A picture from the inside of my car window this morning.
If you hail (excuse the pun) from outside the UK, you might notice that us Brits love to talk about the weather. I'm not sure why and I know that when extremes of weather hit, it doesn't matter where in the world you come from, it's a real talking point. Perhaps as a nation of shop-keepers (a disparaging remark - according to the French) and farmers (a proud statement - according to me) the weather is so important. There are a couple of blogging friends who live and work on farms and the weather I guess is crucial to planning, cost and ultimate success and perhaps survival as a business.
We've had our second spell of snowy weather in the last few days and although a lot of the snow has gone, huge blankets of snow still adorn open spaces but the weather is now so cold. Side roads and footpaths remain firmly frozen and covered in packed ice. Friends are blogging and Facebooking that they are experiencing minus 10 and minus 12 degrees Celsius last night as the skies cleared. My car clock showed minus 5 degrees at 10 o'clock this morning.
The weather of course affects our every day life and whether you are in 30 degrees of sun or minus 30 degrees of frost, you adapt everything accordingly. We dress accordingly, we heat or cool our homes accordingly, we make travel plans accordingly and many aspects of our behaviour change when we have an extreme of weather that is unexpected.
For example, just taking a typical day this week:
- I get up half an hour earlier to make sure I have time to clean the car of frost and ice and take extra time for my journey to work to get me there safely.
- I often wait until I get to work to have breakfast, but this time I made and ate porridge before I left the house.

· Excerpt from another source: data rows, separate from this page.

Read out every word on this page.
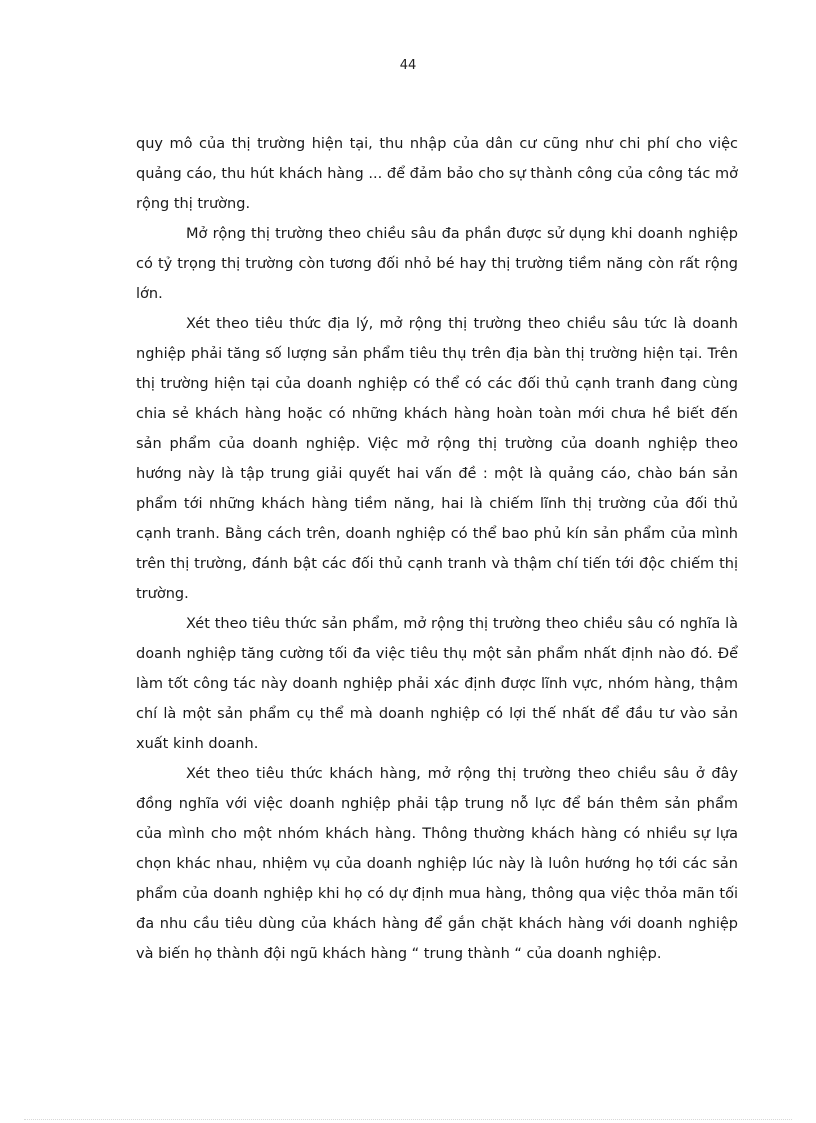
44

quy mô của thị trường hiện tại, thu nhập của dân cư cũng như chi phí cho việc quảng cáo, thu hút khách hàng ... để đảm bảo cho sự thành công của công tác mở rộng thị trường.

Mở rộng thị trường theo chiều sâu đa phần được sử dụng khi doanh nghiệp có tỷ trọng thị trường còn tương đối nhỏ bé hay thị trường tiềm năng còn rất rộng lớn.

Xét theo tiêu thức địa lý, mở rộng thị trường theo chiều sâu tức là doanh nghiệp phải tăng số lượng sản phẩm tiêu thụ trên địa bàn thị trường hiện tại. Trên thị trường hiện tại của doanh nghiệp có thể có các đối thủ cạnh tranh đang cùng chia sẻ khách hàng hoặc có những khách hàng hoàn toàn mới chưa hề biết đến sản phẩm của doanh nghiệp. Việc mở rộng thị trường của doanh nghiệp theo hướng này là tập trung giải quyết hai vấn đề : một là quảng cáo, chào bán sản phẩm tới những khách hàng tiềm năng, hai là chiếm lĩnh thị trường của đối thủ cạnh tranh. Bằng cách trên, doanh nghiệp có thể bao phủ kín sản phẩm của mình trên thị trường, đánh bật các đối thủ cạnh tranh và thậm chí tiến tới độc chiếm thị trường.

Xét theo tiêu thức sản phẩm, mở rộng thị trường theo chiều sâu có nghĩa là doanh nghiệp tăng cường tối đa việc tiêu thụ một sản phẩm nhất định nào đó. Để làm tốt công tác này doanh nghiệp phải xác định được lĩnh vực, nhóm hàng, thậm chí là một sản phẩm cụ thể mà doanh nghiệp có lợi thế nhất để đầu tư vào sản xuất kinh doanh.

Xét theo tiêu thức khách hàng, mở rộng thị trường theo chiều sâu ở đây đồng nghĩa với việc doanh nghiệp phải tập trung nỗ lực để bán thêm sản phẩm của mình cho một nhóm khách hàng. Thông thường khách hàng có nhiều sự lựa chọn khác nhau, nhiệm vụ của doanh nghiệp lúc này là luôn hướng họ tới các sản phẩm của doanh nghiệp khi họ có dự định mua hàng, thông qua việc thỏa mãn tối đa nhu cầu tiêu dùng của khách hàng để gắn chặt khách hàng với doanh nghiệp và biến họ thành đội ngũ khách hàng “ trung thành “ của doanh nghiệp.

- I look up the weather forecast on the Internet before I leave.
- The house heating is adjusted up to make sure there are no problems. The scarf and hat and gloves are dug out of the cupboard and a sturdier pair of shoes are used. Jumpers are worn throughout the day even at work in the office.
- A hot meal at lunch and tea for energy and warmth (which I think is probably a myth anyway).
- Close the curtains early and close internal doors to maintain warmth.
- Extra sheet on the bed, central heating on for an extra couple of hours a day.
Much of this costs more and takes more time and with over one million homes in fuel poverty this year in the UK (low income, high fuel price, poor energy efficiency and low occupancy), my thoughts are very much with those who are struggling to cope with the weather.
So, sorry to rattle on about the weather but keep warm - or cool depending on where you live and ALWAYS be prepared.